As he drove off and Sophy was left standing alone in the autumn sunlight, they both felt as those in old times must have felt when the sword was pulled from a wound and death came as a relief with the gush of blood. It was like death in many ways, this parting; but it was also an unspeakable relief.
XLIII
Loring's mother had written that Belinda was now with her at Nahant.
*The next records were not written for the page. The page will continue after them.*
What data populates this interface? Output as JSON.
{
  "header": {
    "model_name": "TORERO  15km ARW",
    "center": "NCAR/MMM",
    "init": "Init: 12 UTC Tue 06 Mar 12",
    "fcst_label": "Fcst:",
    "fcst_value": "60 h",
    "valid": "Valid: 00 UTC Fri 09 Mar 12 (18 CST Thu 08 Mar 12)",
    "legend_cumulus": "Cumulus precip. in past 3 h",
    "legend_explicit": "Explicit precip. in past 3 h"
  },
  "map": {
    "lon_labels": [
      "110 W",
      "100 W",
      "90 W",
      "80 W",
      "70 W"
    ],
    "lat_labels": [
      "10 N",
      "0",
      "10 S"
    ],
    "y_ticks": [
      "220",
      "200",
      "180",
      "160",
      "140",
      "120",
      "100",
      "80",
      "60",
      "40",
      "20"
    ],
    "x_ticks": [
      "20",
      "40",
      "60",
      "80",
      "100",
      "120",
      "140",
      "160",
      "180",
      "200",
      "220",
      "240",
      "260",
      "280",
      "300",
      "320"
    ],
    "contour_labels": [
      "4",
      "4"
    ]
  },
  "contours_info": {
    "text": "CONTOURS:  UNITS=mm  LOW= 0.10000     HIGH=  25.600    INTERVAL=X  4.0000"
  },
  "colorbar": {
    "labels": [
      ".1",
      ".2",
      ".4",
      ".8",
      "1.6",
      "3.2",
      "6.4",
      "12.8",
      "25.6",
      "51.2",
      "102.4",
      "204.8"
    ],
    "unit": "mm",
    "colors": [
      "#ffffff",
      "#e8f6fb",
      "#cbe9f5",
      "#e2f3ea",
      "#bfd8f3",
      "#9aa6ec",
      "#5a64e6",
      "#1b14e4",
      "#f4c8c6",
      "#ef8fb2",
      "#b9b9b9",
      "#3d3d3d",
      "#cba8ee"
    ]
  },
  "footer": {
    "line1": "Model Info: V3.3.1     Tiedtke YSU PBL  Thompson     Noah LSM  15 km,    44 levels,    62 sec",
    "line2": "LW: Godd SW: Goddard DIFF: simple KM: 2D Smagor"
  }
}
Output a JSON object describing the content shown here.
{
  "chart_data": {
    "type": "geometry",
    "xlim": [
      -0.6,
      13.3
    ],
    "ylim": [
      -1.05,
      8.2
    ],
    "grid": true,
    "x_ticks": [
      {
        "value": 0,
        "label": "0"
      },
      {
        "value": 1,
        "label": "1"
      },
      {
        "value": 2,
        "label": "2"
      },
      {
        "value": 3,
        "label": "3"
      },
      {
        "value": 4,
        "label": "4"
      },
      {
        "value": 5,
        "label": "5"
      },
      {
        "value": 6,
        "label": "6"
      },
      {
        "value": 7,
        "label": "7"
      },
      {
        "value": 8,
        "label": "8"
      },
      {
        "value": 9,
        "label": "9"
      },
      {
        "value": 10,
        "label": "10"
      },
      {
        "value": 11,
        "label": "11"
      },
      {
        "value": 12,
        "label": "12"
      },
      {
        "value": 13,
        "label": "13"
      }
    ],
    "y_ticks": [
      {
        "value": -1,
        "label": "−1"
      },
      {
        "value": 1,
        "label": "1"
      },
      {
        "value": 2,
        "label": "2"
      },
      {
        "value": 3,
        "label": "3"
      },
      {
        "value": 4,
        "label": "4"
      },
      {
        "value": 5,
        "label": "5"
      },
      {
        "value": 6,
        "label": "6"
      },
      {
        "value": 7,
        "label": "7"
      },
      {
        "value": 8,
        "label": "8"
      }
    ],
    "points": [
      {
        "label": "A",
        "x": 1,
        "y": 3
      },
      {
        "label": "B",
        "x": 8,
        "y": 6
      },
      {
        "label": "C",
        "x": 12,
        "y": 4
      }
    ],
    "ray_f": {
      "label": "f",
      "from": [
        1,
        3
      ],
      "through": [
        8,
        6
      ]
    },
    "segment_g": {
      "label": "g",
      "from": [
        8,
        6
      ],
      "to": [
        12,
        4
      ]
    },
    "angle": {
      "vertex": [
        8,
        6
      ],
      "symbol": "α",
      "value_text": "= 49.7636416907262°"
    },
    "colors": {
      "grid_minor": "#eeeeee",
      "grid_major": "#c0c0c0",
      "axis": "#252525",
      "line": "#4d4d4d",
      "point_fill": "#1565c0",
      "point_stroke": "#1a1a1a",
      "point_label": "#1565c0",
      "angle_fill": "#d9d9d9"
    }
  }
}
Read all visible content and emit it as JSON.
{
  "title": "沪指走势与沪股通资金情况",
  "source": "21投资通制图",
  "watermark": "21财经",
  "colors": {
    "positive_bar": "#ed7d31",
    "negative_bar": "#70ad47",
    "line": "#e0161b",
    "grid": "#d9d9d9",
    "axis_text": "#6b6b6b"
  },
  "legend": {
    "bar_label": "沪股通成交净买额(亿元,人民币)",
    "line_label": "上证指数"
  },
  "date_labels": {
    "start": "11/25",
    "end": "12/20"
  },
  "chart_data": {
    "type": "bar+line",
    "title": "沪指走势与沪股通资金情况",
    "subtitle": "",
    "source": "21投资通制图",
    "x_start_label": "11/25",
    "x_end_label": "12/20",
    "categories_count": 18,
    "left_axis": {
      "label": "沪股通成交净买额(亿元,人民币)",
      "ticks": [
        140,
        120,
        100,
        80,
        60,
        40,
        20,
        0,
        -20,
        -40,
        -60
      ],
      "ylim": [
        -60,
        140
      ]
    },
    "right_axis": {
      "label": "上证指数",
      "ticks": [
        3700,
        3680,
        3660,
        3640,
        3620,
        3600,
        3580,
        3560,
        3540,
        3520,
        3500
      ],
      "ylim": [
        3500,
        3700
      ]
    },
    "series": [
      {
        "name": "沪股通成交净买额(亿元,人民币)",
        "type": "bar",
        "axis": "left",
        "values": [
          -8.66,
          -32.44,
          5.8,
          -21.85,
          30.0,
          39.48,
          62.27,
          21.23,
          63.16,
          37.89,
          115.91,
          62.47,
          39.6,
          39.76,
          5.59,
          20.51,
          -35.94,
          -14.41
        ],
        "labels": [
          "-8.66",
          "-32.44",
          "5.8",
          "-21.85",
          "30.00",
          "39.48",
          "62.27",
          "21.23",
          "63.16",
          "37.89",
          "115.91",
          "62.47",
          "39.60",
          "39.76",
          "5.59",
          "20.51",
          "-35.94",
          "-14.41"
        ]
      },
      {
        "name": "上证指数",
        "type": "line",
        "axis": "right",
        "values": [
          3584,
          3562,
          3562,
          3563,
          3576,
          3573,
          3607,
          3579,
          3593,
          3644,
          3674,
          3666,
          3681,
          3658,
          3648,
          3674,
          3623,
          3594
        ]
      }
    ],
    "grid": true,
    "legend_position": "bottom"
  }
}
He arrived there late the next day, and learned that Lewis Cuthbridge was stopping in the neighbourhood and was expected to dinner. He did not see Belinda until she came down to the drawing-room. He was already there alone when Cuthbridge was announced. They had never liked each other. Now, instinct turned dislike to loathing. It was hard for them to be ordinarily civil. But while Loring's detestation amounted to fury, Cuthbridge only thought Loring "a sour, ill-bred cub." He was by several years the elder of the two, and showed it. As Mrs. Loring had said, he was good-looking, but too exuberantly so. He looked almost "made up," with his white forehead, red lips, shoe-black hair, and eyes of a dense, swimming blue. And he was also slightly fat. As he sat there with crossed legs, talking to Mrs. Horton, Loring thought the way that his full, pleasure-loving thigh filled tight the sleek black cloth of his trousers was one of the most obnoxious things he had ever seen. He hated that plump, self-assured thigh and the glossy black stripe that curved along it.
Belinda came down all in light yellow, with a scarf of pale green about her shoulders. She wore the knot of topazes over one ear, as at that first dance in Newport. When she saw Loring, she said "Hullo, Morry!" in her coolest voice.
Cuthbridge regarded her with an air of ownership for which Loring itched to smash him. He quoted, waving a thick, white hand with too-polished nails:
"'Daffy-down-dilly has come up to town
In a yellow petticoat and a green gown.'"
Belinda went and stood before him, shaking out her yellow petals.
"D'you really like it, Lewis? Is this the shade of green you meant?"